素手で土に触れると、子どものころを思い出します。花や野菜など、みずみずしい植物に向き合うと、心が癒やされる気がします。何より、季節の移り変わりを身近に感じることができます。園芸が好きな人の中には熱烈なファンも多いチェコの作家カレル・チャペック(1890〜1938)の「園芸家12カ月」(小松太郎訳、中公文庫)に、こんなくだりがあります。

「人間が気づくころには、いつも春のほうが先に来ている」

ふと外に出てみると、彼の言葉通り、日差しが温かくなっていたり、庭木から小さな若葉が出ていたり、春のサインがあちらこちらで見つかります。土の中では微生物が活発に活動を始め、小さな種が驚くほどの勢いでやわらかい芽を伸ばしているはずです。チャペックはこう記しています。

「恋びとたちは、かってに彼らの五月を謳歌するがいい。五月は単に草木が花をひらくだけだ。ところが四月には、草木が芽を吹くのだ」。その4月です。もう月の後半ですが、まだまだこれから。

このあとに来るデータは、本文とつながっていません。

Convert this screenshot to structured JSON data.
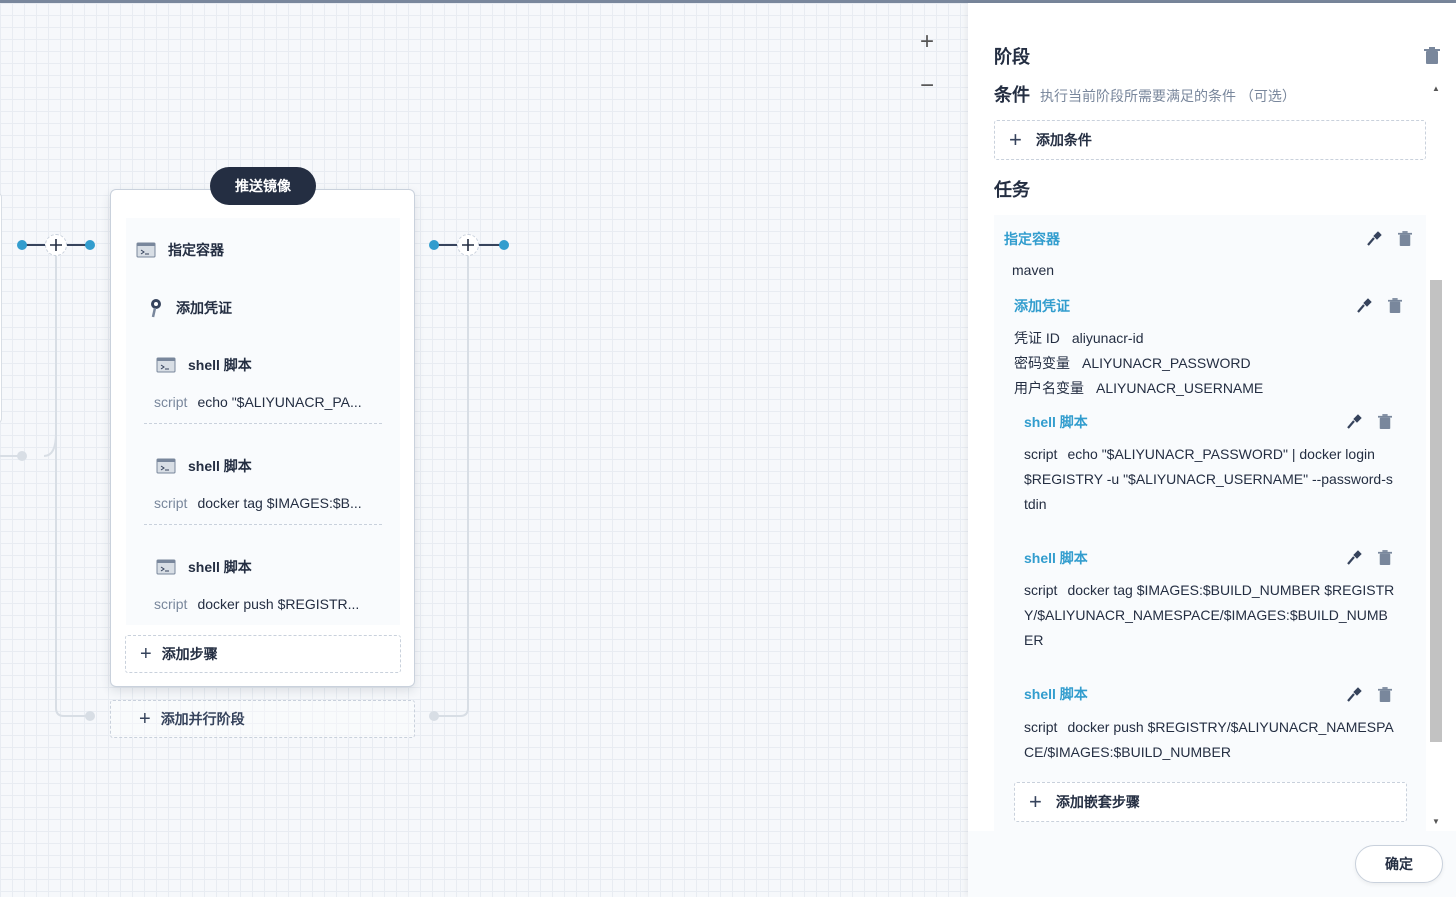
{
  "canvas": {
    "zoom_in_label": "+",
    "zoom_out_label": "−",
    "stage": {
      "title": "推送镜像",
      "steps": [
        {
          "title": "指定容器",
          "icon": "terminal-icon"
        },
        {
          "title": "添加凭证",
          "icon": "key-icon"
        },
        {
          "title": "shell 脚本",
          "icon": "terminal-icon",
          "script_key": "script",
          "script_value": "echo \"$ALIYUNACR_PA..."
        },
        {
          "title": "shell 脚本",
          "icon": "terminal-icon",
          "script_key": "script",
          "script_value": "docker tag $IMAGES:$B..."
        },
        {
          "title": "shell 脚本",
          "icon": "terminal-icon",
          "script_key": "script",
          "script_value": "docker push $REGISTR..."
        }
      ],
      "add_step_label": "添加步骤"
    },
    "add_parallel_label": "添加并行阶段"
  },
  "panel": {
    "title": "阶段",
    "condition_label": "条件",
    "condition_desc": "执行当前阶段所需要满足的条件 （可选）",
    "add_condition_label": "添加条件",
    "task_label": "任务",
    "container": {
      "title": "指定容器",
      "value": "maven"
    },
    "credential": {
      "title": "添加凭证",
      "fields": [
        {
          "key": "凭证 ID",
          "value": "aliyunacr-id"
        },
        {
          "key": "密码变量",
          "value": "ALIYUNACR_PASSWORD"
        },
        {
          "key": "用户名变量",
          "value": "ALIYUNACR_USERNAME"
        }
      ]
    },
    "shell_steps": [
      {
        "title": "shell 脚本",
        "key": "script",
        "value": "echo \"$ALIYUNACR_PASSWORD\" | docker login $REGISTRY -u \"$ALIYUNACR_USERNAME\" --password-stdin"
      },
      {
        "title": "shell 脚本",
        "key": "script",
        "value": "docker tag $IMAGES:$BUILD_NUMBER $REGISTRY/$ALIYUNACR_NAMESPACE/$IMAGES:$BUILD_NUMBER"
      },
      {
        "title": "shell 脚本",
        "key": "script",
        "value": "docker push $REGISTRY/$ALIYUNACR_NAMESPACE/$IMAGES:$BUILD_NUMBER"
      }
    ],
    "add_nested_label": "添加嵌套步骤",
    "confirm_label": "确定"
  },
  "colors": {
    "accent": "#329dce",
    "dark": "#242e42",
    "muted": "#79879c",
    "node_blue": "#329dce"
  }
}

「ほんとうの園芸家は花をつくるのではなくって、土をつくっているのだということを発見した」

彼はこうも書いています。このチャペックの言葉に、「住む人にとって最適な家があるように、植物それぞれに合った環境作りが大切。その土台が土作りです」と、熊本市東区にある「平田ナーセリー熊本店」店長の切鼻將晴さん(42)も大きくうなずきます。

さあ、まずは土作りです。

土の作り方(地植えの場合)

1.家の周囲の土は、家の土台に適したものなので、野菜や花用の土にリフォーム。

2.畳2畳のスペースに1袋(2L)を目安に稲ワラ馬フン堆肥をまきます。

3.元肥をまきます。野菜は人の口に入れることを考慮し、有機肥料をおすすめします。

4.植物が吸収しやすい天然貝化石を、土の表面を白く覆う程度にまきます。吸い込まないように注意して。

5.50~60センチの深さまで、空気が入るように意識しながら混ぜ込みます。

6.根が張りやすく、水や栄養吸収率の良い、ふかふかの土の完成です。